This function performs a fuzzy matching between two DataFrames `df1` and `df2`
based on the columns specified in `right_on` and `left_on`. Fuzzy matching allows
you to find similar values between these columns, making it useful for matching
data with small variations, such as typos or abbreviations.

Parameters:
df1 (DataFrame): The first DataFrame to be merged.
df2 (DataFrame): The second DataFrame to be merged.
right_on (str): The column name in `df2` to be used for matching.
left_on (str): The column name in `df1` to be used for matching.
usedtype (numpy.dtype, optional): The data type to use for the distance matrix.
	Defaults to `np.uint8`.
scorer (function, optional): The scoring function to use for fuzzy matching.
	Defaults to `fuzz.WRatio`.
concat_value (bool, optional): Whether to add a 'concat_value' column in the result DataFrame,
	containing the similarity scores.

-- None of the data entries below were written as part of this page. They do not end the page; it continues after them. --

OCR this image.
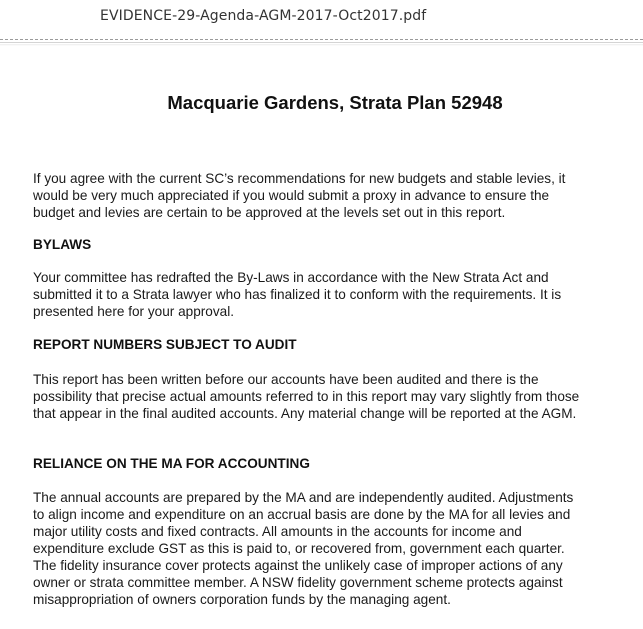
EVIDENCE-29-Agenda-AGM-2017-Oct2017.pdf
Macquarie Gardens, Strata Plan 52948
If you agree with the current SC’s recommendations for new budgets and stable levies, it
would be very much appreciated if you would submit a proxy in advance to ensure the
budget and levies are certain to be approved at the levels set out in this report.
BYLAWS
Your committee has redrafted the By-Laws in accordance with the New Strata Act and
submitted it to a Strata lawyer who has finalized it to conform with the requirements. It is
presented here for your approval.
REPORT NUMBERS SUBJECT TO AUDIT
This report has been written before our accounts have been audited and there is the
possibility that precise actual amounts referred to in this report may vary slightly from those
that appear in the final audited accounts. Any material change will be reported at the AGM.
RELIANCE ON THE MA FOR ACCOUNTING
The annual accounts are prepared by the MA and are independently audited. Adjustments
to align income and expenditure on an accrual basis are done by the MA for all levies and
major utility costs and fixed contracts. All amounts in the accounts for income and
expenditure exclude GST as this is paid to, or recovered from, government each quarter.
The fidelity insurance cover protects against the unlikely case of improper actions of any
owner or strata committee member. A NSW fidelity government scheme protects against
misappropriation of owners corporation funds by the managing agent.
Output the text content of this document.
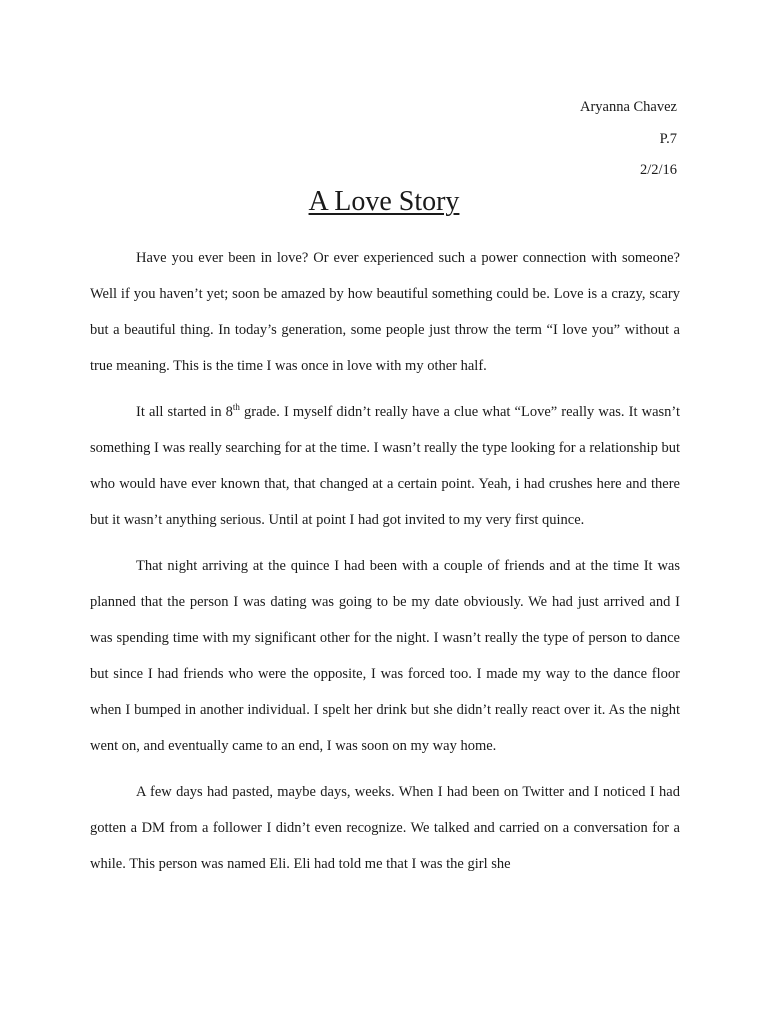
Aryanna Chavez
P.7
2/2/16
A Love Story

Have you ever been in love? Or ever experienced such a power connection with someone? Well if you haven’t yet; soon be amazed by how beautiful something could be. Love is a crazy, scary but a beautiful thing. In today’s generation, some people just throw the term “I love you” without a true meaning. This is the time I was once in love with my other half.

It all started in 8th grade. I myself didn’t really have a clue what “Love” really was. It wasn’t something I was really searching for at the time. I wasn’t really the type looking for a relationship but who would have ever known that, that changed at a certain point. Yeah, i had crushes here and there but it wasn’t anything serious. Until at point I had got invited to my very first quince.

That night arriving at the quince I had been with a couple of friends and at the time It was planned that the person I was dating was going to be my date obviously. We had just arrived and I was spending time with my significant other for the night. I wasn’t really the type of person to dance but since I had friends who were the opposite, I was forced too. I made my way to the dance floor when I bumped in another individual. I spelt her drink but she didn’t really react over it. As the night went on, and eventually came to an end, I was soon on my way home.

A few days had pasted, maybe days, weeks. When I had been on Twitter and I noticed I had gotten a DM from a follower I didn’t even recognize. We talked and carried on a conversation for a while. This person was named Eli. Eli had told me that I was the girl she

Defaults to `True`.
**kwargs: Additional keyword arguments to pass to the `pandas.merge` function.

Returns:
DataFrame: A merged DataFrame with rows that matched based on the specified fuzzy criteria.

Example:
	from a_pandas_ex_fuzzymerge import pd_add_fuzzymerge
	import pandas as pd
	import numpy as np
	from rapidfuzz import fuzz
	pd_add_fuzzymerge()
	df1 = pd.read_csv(
		"https://raw.githubusercontent.com/pandas-dev/pandas/main/doc/data/titanic.csv"
	)
	df2 = df1.copy()
	df2 = pd.concat([df2 for x in range(3)], ignore_index=True)
	df2.Name = (df2.Name + np.random.uniform(1, 2000, len(df2)).astype("U"))
	df1 = pd.concat([df1 for x in range(3)], ignore_index=True)
	df1.Name = (df1.Name + np.random.uniform(1, 2000, len(df1)).astype("U"))

	df3 = df1.d_fuzzy_merge(df2, right_on='Name', left_on='Name', usedtype=np.uint8, scorer=fuzz.partial_ratio,
							concat_value=True)
	print(df3)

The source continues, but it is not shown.